To: Bearded One who wrote (19018)5/13/1998 3:40:00 PM
From: Reginald Middleton  Read Replies (2) | Respond to of 24154
 
The problem is that you have come across words that you are not familiar with, which automatically makes them "buzzwords that hide more than they reveal."

To help you out: hypergrowth - growing faster than the rate applied to the cost of capital. Supernormal profits - profits that are above that of your industry's peer group.

Barring you knowing everything, if every time you came across a term you didn't understand they became "buzzwords that hide more than they reveal," then we would have some seriosu problems, wont' we.

<For example-- there's plenty of software legislation out there already.>

Okay, name plenty of software legislation.

<Software is covered under copyright law, for example. Some software is covered under patent law as well.>

Copyright law is not software specific, it is more akin to intellectual property law if I ma not mistaken. Also, if I am not suffering from faulty memory, patent law only covers software as part of a complete system which must include proprietary hardware desings as well. Therefore as far as I can see, your assertions are totally incorrect. An valid example of industry specific regulation would be the Glass-Steagal Act which separated commercial and investment banking (as well as limiting the underwriting of insurable risks).

<If I interpret 'legislation' to mean "controlling when and what software is released by major companies," then you may have a point. But nobody is trying to do that at this point, of course.>

It appears that is exactly what the DOJ is trying to do. They are trying to tell MSFT what they can and cannot include include in Win 95/98 and they are states are threatening injunctions to limit when it can be released. Aren't you following the news?

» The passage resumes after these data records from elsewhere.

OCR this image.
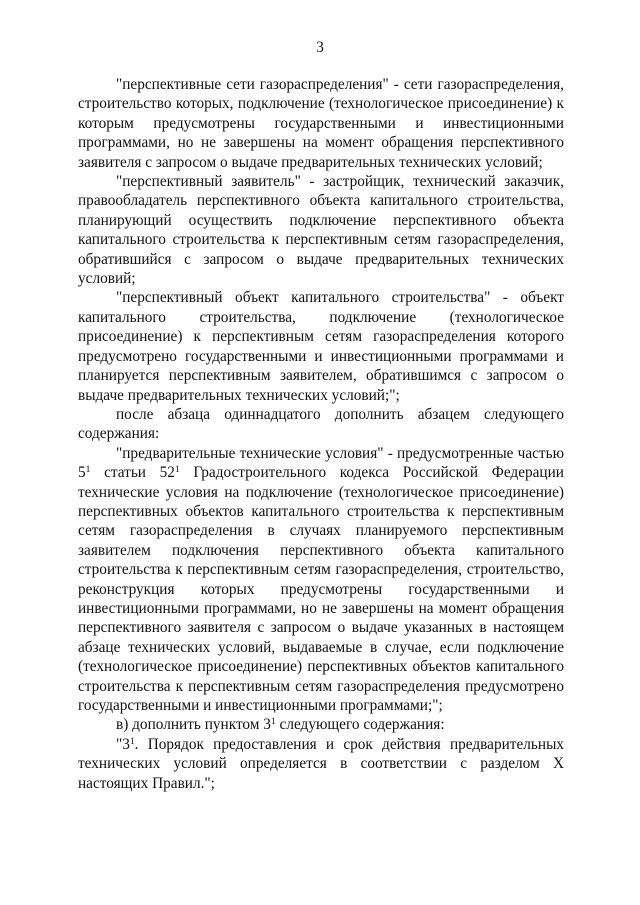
3

"перспективные сети газораспределения" - сети газораспределения, строительство которых, подключение (технологическое присоединение) к которым предусмотрены государственными и инвестиционными программами, но не завершены на момент обращения перспективного заявителя с запросом о выдаче предварительных технических условий;

"перспективный заявитель" - застройщик, технический заказчик, правообладатель перспективного объекта капитального строительства, планирующий осуществить подключение перспективного объекта капитального строительства к перспективным сетям газораспределения, обратившийся с запросом о выдаче предварительных технических условий;

"перспективный объект капитального строительства" - объект капитального строительства, подключение (технологическое присоединение) к перспективным сетям газораспределения которого предусмотрено государственными и инвестиционными программами и планируется перспективным заявителем, обратившимся с запросом о выдаче предварительных технических условий;";

после абзаца одиннадцатого дополнить абзацем следующего содержания:

"предварительные технические условия" - предусмотренные частью $5^1$ статьи $52^1$ Градостроительного кодекса Российской Федерации технические условия на подключение (технологическое присоединение) перспективных объектов капитального строительства к перспективным сетям газораспределения в случаях планируемого перспективным заявителем подключения перспективного объекта капитального строительства к перспективным сетям газораспределения, строительство, реконструкция которых предусмотрены государственными и инвестиционными программами, но не завершены на момент обращения перспективного заявителя с запросом о выдаче указанных в настоящем абзаце технических условий, выдаваемые в случае, если подключение (технологическое присоединение) перспективных объектов капитального строительства к перспективным сетям газораспределения предусмотрено государственными и инвестиционными программами;";

в) дополнить пунктом $3^1$ следующего содержания:

"$3^1$. Порядок предоставления и срок действия предварительных технических условий определяется в соответствии с разделом X настоящих Правил.";
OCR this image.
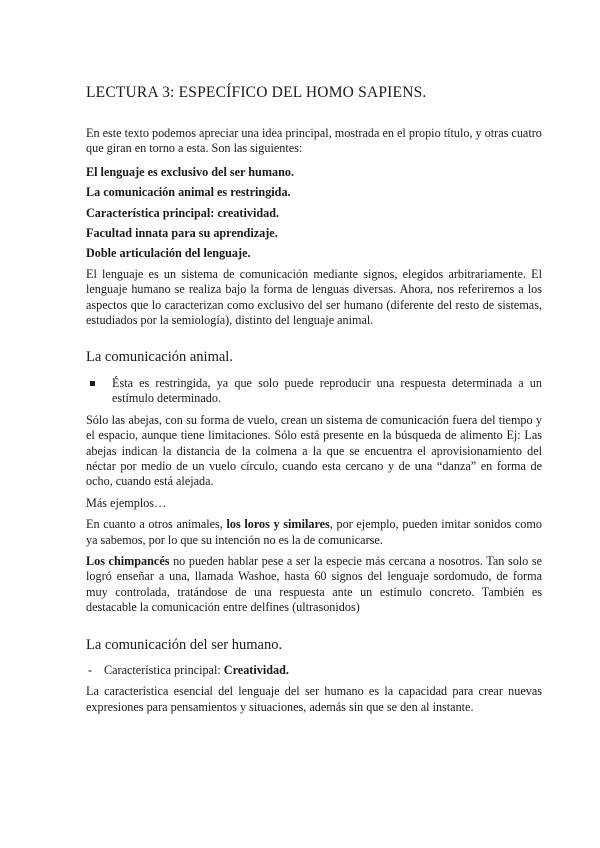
LECTURA 3: ESPECÍFICO DEL HOMO SAPIENS.

En este texto podemos apreciar una idea principal, mostrada en el propio título, y otras cuatro que giran en torno a esta. Son las siguientes:

El lenguaje es exclusivo del ser humano.

La comunicación animal es restringida.

Característica principal: creatividad.

Facultad innata para su aprendizaje.

Doble articulación del lenguaje.

El lenguaje es un sistema de comunicación mediante signos, elegidos arbitrariamente. El lenguaje humano se realiza bajo la forma de lenguas diversas. Ahora, nos referiremos a los aspectos que lo caracterizan como exclusivo del ser humano (diferente del resto de sistemas, estudiados por la semiología), distinto del lenguaje animal.

La comunicación animal.
Ésta es restringida, ya que solo puede reproducir una respuesta determinada a un estímulo determinado.

Sólo las abejas, con su forma de vuelo, crean un sistema de comunicación fuera del tiempo y el espacio, aunque tiene limitaciones. Sólo está presente en la búsqueda de alimento Ej: Las abejas indican la distancia de la colmena a la que se encuentra el aprovisionamiento del néctar por medio de un vuelo círculo, cuando esta cercano y de una “danza” en forma de ocho, cuando está alejada.

Más ejemplos…

En cuanto a otros animales, los loros y similares, por ejemplo, pueden imitar sonidos como ya sabemos, por lo que su intención no es la de comunicarse.

Los chimpancés no pueden hablar pese a ser la especie más cercana a nosotros. Tan solo se logró enseñar a una, llamada Washoe, hasta 60 signos del lenguaje sordomudo, de forma muy controlada, tratándose de una respuesta ante un estímulo concreto. También es destacable la comunicación entre delfines (ultrasonidos)

La comunicación del ser humano.
- Característica principal: Creatividad.

La característica esencial del lenguaje del ser humano es la capacidad para crear nuevas expresiones para pensamientos y situaciones, además sin que se den al instante.
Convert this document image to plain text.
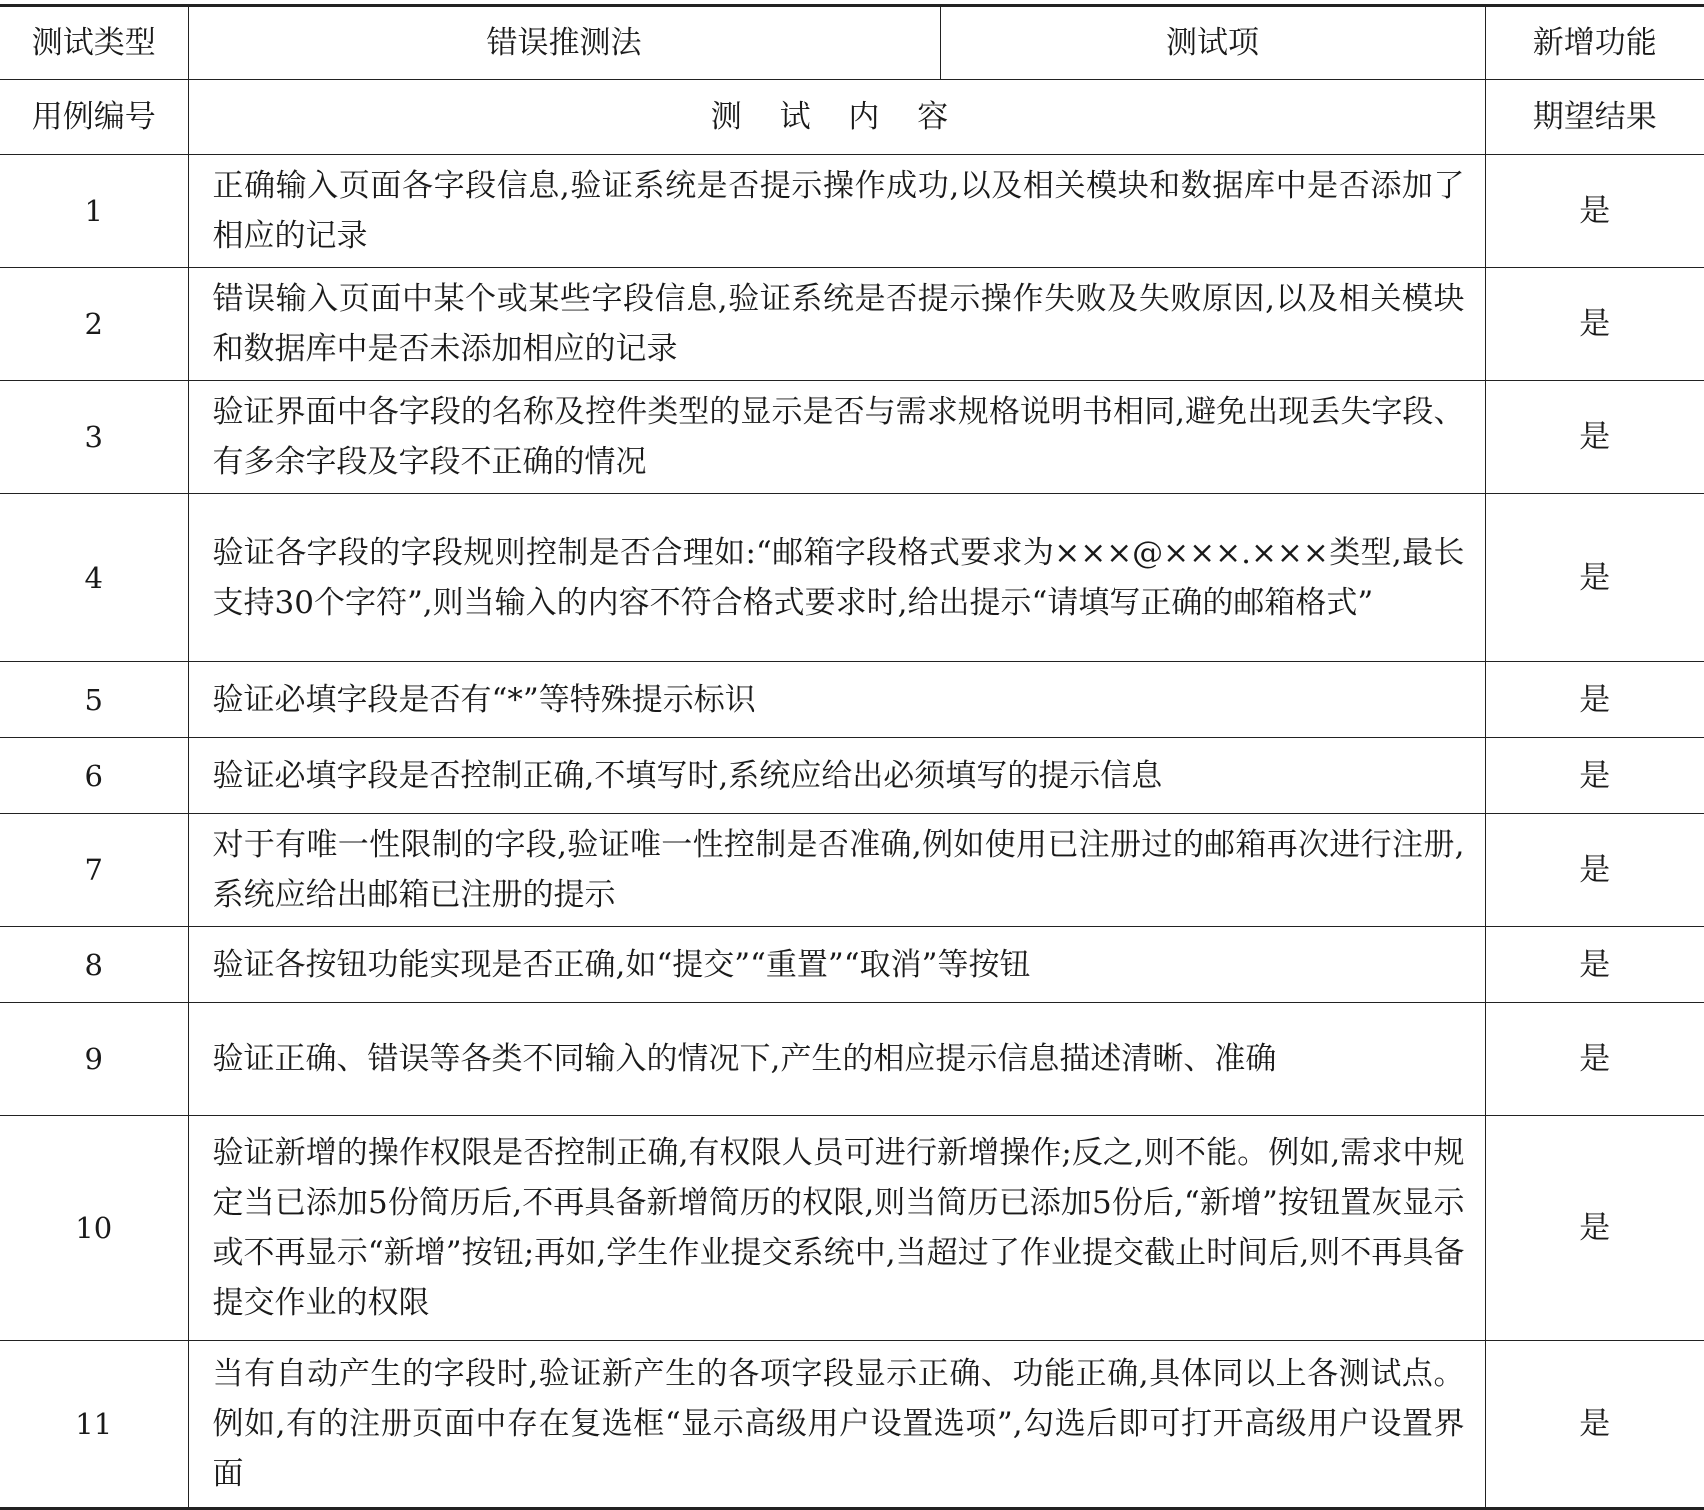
测试类型	错误推测法	测试项	新增功能
用例编号	测 试 内 容		期望结果
1	正确输入页面各字段信息,验证系统是否提示操作成功,以及相关模块和数据库中是否添加了相应的记录		是
2	错误输入页面中某个或某些字段信息,验证系统是否提示操作失败及失败原因,以及相关模块和数据库中是否未添加相应的记录		是
3	验证界面中各字段的名称及控件类型的显示是否与需求规格说明书相同,避免出现丢失字段、有多余字段及字段不正确的情况		是
4	验证各字段的字段规则控制是否合理如:“邮箱字段格式要求为×××@×××.×××类型,最长支持30个字符”,则当输入的内容不符合格式要求时,给出提示“请填写正确的邮箱格式”		是
5	验证必填字段是否有“*”等特殊提示标识		是
6	验证必填字段是否控制正确,不填写时,系统应给出必须填写的提示信息		是
7	对于有唯一性限制的字段,验证唯一性控制是否准确,例如使用已注册过的邮箱再次进行注册,系统应给出邮箱已注册的提示		是
8	验证各按钮功能实现是否正确,如“提交”“重置”“取消”等按钮		是
9	验证正确、错误等各类不同输入的情况下,产生的相应提示信息描述清晰、准确		是
10	验证新增的操作权限是否控制正确,有权限人员可进行新增操作;反之,则不能。例如,需求中规定当已添加5份简历后,不再具备新增简历的权限,则当简历已添加5份后,“新增”按钮置灰显示或不再显示“新增”按钮;再如,学生作业提交系统中,当超过了作业提交截止时间后,则不再具备提交作业的权限		是
11	当有自动产生的字段时,验证新产生的各项字段显示正确、功能正确,具体同以上各测试点。例如,有的注册页面中存在复选框“显示高级用户设置选项”,勾选后即可打开高级用户设置界面		是
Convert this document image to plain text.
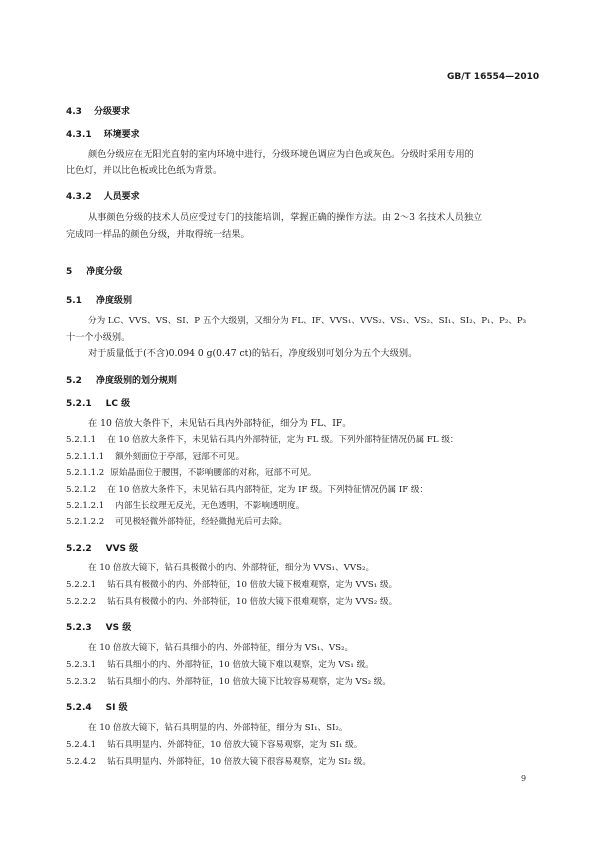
GB/T 16554—2010
4.3 分级要求
4.3.1 环境要求
颜色分级应在无阳光直射的室内环境中进行，分级环境色调应为白色或灰色。分级时采用专用的
比色灯，并以比色板或比色纸为背景。
4.3.2 人员要求
从事颜色分级的技术人员应受过专门的技能培训，掌握正确的操作方法。由 2～3 名技术人员独立
完成同一样品的颜色分级，并取得统一结果。
5 净度分级
5.1 净度级别
分为 LC、VVS、VS、SI、P 五个大级别，又细分为 FL、IF、VVS₁、VVS₂、VS₁、VS₂、SI₁、SI₂、P₁、P₂、P₃
十一个小级别。
对于质量低于(不含)0.094 0 g(0.47 ct)的钻石，净度级别可划分为五个大级别。
5.2 净度级别的划分规则
5.2.1 LC 级
在 10 倍放大条件下，未见钻石具内外部特征，细分为 FL、IF。
5.2.1.1 在 10 倍放大条件下，未见钻石具内外部特征，定为 FL 级。下列外部特征情况仍属 FL 级：
5.2.1.1.1 额外刻面位于亭部，冠部不可见。
5.2.1.1.2 原始晶面位于腰围，不影响腰部的对称，冠部不可见。
5.2.1.2 在 10 倍放大条件下，未见钻石具内部特征，定为 IF 级。下列特征情况仍属 IF 级：
5.2.1.2.1 内部生长纹理无反光，无色透明，不影响透明度。
5.2.1.2.2 可见极轻微外部特征，经轻微抛光后可去除。
5.2.2 VVS 级
在 10 倍放大镜下，钻石具极微小的内、外部特征，细分为 VVS₁、VVS₂。
5.2.2.1 钻石具有极微小的内、外部特征，10 倍放大镜下极难观察，定为 VVS₁ 级。
5.2.2.2 钻石具有极微小的内、外部特征，10 倍放大镜下很难观察，定为 VVS₂ 级。
5.2.3 VS 级
在 10 倍放大镜下，钻石具细小的内、外部特征，细分为 VS₁、VS₂。
5.2.3.1 钻石具细小的内、外部特征，10 倍放大镜下难以观察，定为 VS₁ 级。
5.2.3.2 钻石具细小的内、外部特征，10 倍放大镜下比较容易观察，定为 VS₂ 级。
5.2.4 SI 级
在 10 倍放大镜下，钻石具明显的内、外部特征，细分为 SI₁、SI₂。
5.2.4.1 钻石具明显内、外部特征，10 倍放大镜下容易观察，定为 SI₁ 级。
5.2.4.2 钻石具明显内、外部特征，10 倍放大镜下很容易观察，定为 SI₂ 级。
9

<Suppose the Feds enacted legislation saying that any operating system manufacturer must publish all API's 6 months before the operating system comes to market. Would that destroy our software industry?>

It would destroy the protections currently afforded by our extant intellectual property and trade secret laws; thereby limiting the competitive advantages our most powerful software companies currently enjoy over their competitors. That is the reason the API's are secret to begin with.

<What if the Feds enacted legislation stating that a large company can't undercut a small company's products by selling at a loss, "cutting off their air supply" so to speak? Oops, they already enacted that. I think it's called the Sherman Act or something.>

Before we go further, define the word loss. As I see it MSFT is not incurring an economic loss on any of the products they are competing with NSCP on.